To be fair, Paxton is not the only legislator who is unfamiliar with this provision. In 2009, then-senator Steve Ogden filed a bill that would require legislators to disclose all investments in businesses with contracts with the state of Texas. This spurred a classic moment on the floor of the Texas Senate commemorated in yet another story by Jay Root, after Senator Royce West asked why there was a need for such a law:

“We can contract with the state?” West asked. “I really thought that was prohibited.”

Ogden said initially he didn’t think it was illegal, then told reporters later he was not aware of the constitutional ban when he brought the bill up. But the powerful lawmaker said it’s still a good idea to require disclosure of such relationships. 

Making matters worse is that Paxton has repeatedly sought to present himself as a crusader for government transparency and accountability. “My biggest goal for this session is to improve the accountability and efficiency in government spending while promoting more honest, open government,” he said in 2007, in response to a questionnaire for the Coppell Gazette. Over the course of that session, he filed a couple of bills to that end. One called for government lobbyists to report how many tax dollars were spent while lobbying legislators. Another tried to tighten a 2005 law about state contracts; the existing law required contracts of $5 million or more to be posted online, but Paxton thought that the database should include all contracts of at least $10,000.

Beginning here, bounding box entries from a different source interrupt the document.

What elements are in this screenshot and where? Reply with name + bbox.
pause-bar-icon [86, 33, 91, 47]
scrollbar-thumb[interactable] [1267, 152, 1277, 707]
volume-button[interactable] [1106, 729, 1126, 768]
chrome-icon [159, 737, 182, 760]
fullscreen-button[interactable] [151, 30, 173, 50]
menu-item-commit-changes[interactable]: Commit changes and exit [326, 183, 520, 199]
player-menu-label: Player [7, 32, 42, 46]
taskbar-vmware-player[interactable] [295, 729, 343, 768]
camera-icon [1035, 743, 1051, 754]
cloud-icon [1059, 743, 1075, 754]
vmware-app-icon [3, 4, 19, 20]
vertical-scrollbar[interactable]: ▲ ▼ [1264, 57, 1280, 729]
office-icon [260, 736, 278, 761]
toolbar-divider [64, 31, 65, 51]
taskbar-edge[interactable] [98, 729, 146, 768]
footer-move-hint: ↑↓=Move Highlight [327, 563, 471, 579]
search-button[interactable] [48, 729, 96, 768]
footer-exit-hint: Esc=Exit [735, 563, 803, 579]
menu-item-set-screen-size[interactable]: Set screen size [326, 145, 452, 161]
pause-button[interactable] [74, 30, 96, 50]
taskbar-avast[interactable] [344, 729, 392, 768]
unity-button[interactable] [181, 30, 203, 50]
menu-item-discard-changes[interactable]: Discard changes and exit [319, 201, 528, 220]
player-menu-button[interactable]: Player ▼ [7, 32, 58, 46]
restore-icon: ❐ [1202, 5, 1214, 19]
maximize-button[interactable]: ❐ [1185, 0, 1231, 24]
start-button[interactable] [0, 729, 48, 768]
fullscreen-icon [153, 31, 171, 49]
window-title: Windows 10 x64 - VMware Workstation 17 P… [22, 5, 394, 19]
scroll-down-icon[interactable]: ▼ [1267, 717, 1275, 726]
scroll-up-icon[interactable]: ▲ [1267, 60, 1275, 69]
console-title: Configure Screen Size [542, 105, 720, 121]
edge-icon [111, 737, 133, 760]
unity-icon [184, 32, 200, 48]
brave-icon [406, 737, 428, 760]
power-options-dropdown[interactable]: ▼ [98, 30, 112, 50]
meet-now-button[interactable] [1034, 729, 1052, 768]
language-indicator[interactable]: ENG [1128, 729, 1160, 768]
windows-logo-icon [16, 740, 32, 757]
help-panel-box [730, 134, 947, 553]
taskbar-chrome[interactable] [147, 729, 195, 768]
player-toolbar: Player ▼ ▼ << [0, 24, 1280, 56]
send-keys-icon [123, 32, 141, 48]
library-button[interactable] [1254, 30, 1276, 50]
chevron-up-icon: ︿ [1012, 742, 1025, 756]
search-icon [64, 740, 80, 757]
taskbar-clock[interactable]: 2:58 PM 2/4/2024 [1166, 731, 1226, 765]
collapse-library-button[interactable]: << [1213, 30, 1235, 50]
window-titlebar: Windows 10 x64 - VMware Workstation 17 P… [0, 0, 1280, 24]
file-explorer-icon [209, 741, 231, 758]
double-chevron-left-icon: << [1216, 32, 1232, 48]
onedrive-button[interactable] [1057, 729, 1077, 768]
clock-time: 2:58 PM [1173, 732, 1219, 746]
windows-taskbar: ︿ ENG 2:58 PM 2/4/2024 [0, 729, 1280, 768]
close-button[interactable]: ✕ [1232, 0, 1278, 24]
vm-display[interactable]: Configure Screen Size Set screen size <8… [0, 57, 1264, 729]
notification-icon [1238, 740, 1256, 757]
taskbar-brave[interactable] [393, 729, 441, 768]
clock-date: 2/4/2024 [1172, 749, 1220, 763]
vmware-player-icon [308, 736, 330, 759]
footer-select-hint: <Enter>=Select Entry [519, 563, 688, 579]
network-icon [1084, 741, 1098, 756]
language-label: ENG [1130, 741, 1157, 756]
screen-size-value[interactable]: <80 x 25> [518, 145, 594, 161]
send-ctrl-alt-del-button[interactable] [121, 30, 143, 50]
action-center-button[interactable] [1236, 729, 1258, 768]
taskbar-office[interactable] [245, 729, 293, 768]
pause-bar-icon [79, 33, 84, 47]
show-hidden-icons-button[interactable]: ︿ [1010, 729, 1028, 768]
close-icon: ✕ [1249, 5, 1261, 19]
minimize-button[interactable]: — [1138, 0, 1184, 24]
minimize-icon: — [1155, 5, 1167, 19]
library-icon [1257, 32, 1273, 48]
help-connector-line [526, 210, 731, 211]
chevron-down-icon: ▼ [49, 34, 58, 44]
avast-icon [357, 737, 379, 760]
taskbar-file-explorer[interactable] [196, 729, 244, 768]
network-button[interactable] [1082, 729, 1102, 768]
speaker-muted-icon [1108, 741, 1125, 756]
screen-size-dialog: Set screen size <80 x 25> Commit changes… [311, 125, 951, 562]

It’s also true that Paxton filed a couple of measures that year that seemed designed to reduce government transparency rather than expand it, such as the bill that sought to bar appraisal districts from disclosing property sales prices, which was supported by the Texas Real Estate Association, and eventually became law. Now, if appraisal districts want to see real estate sales data, they have to pay for access to the MLS, and if homeowners want to challenge an appraisal, they can pay for access too. Looking at that example, it would be easy to get the impression that Paxton’s commitment for transparency is intermittent, or even opportunistic. In running for attorney general, however, Paxton has continued to tout himself as a reformer. His campaign website lists “Protecting Taxpayers” as a priority issues, and elaborates: “The Attorney General plays a lead role in protecting taxpayers through investigating waste, fraud, and abuse, by reviewing and approving local bond packages, and through reviewing large state contracts. “

That would be nice. Unfortunately, there’s no reason to think Paxton would be well placed to do so if he wins. Looking over his record, he’s either surprisingly uninformed about what the state’s laws are, or surprisingly unconcerned about following them himself. Either quality would make  an unworthy potential successor to the current attorney general, Greg Abbott, who has, setting aside what you think of his political views, run a smart, ambitious and effective operation for more than a decade. Read my colleague Brian Sweany’s profile of Abbott, or my profile of Ted Cruz, who worked for Abbott as solicitor general, if you could use a reminder of what credible, conservative lawyers in the attorney general’s office should sound like. By contrast, here’s Paxton: “I didn’t even know we had contracts with the state of Texas,” he told Root in 2008. If that was true, it was odd, and it’s troubling in retrospect, since we now know he didn’t even bother to familiarize himself with state laws by 2009, when the Goettsches sued him, or by 2012, when he violated the state law that led to last week’s formal reprimand, or by 2014, when Jay Root once again called to ask why he was violating the laws in question. 

And again, keep in mind that Ken Paxton is the leading candidate for attorney general.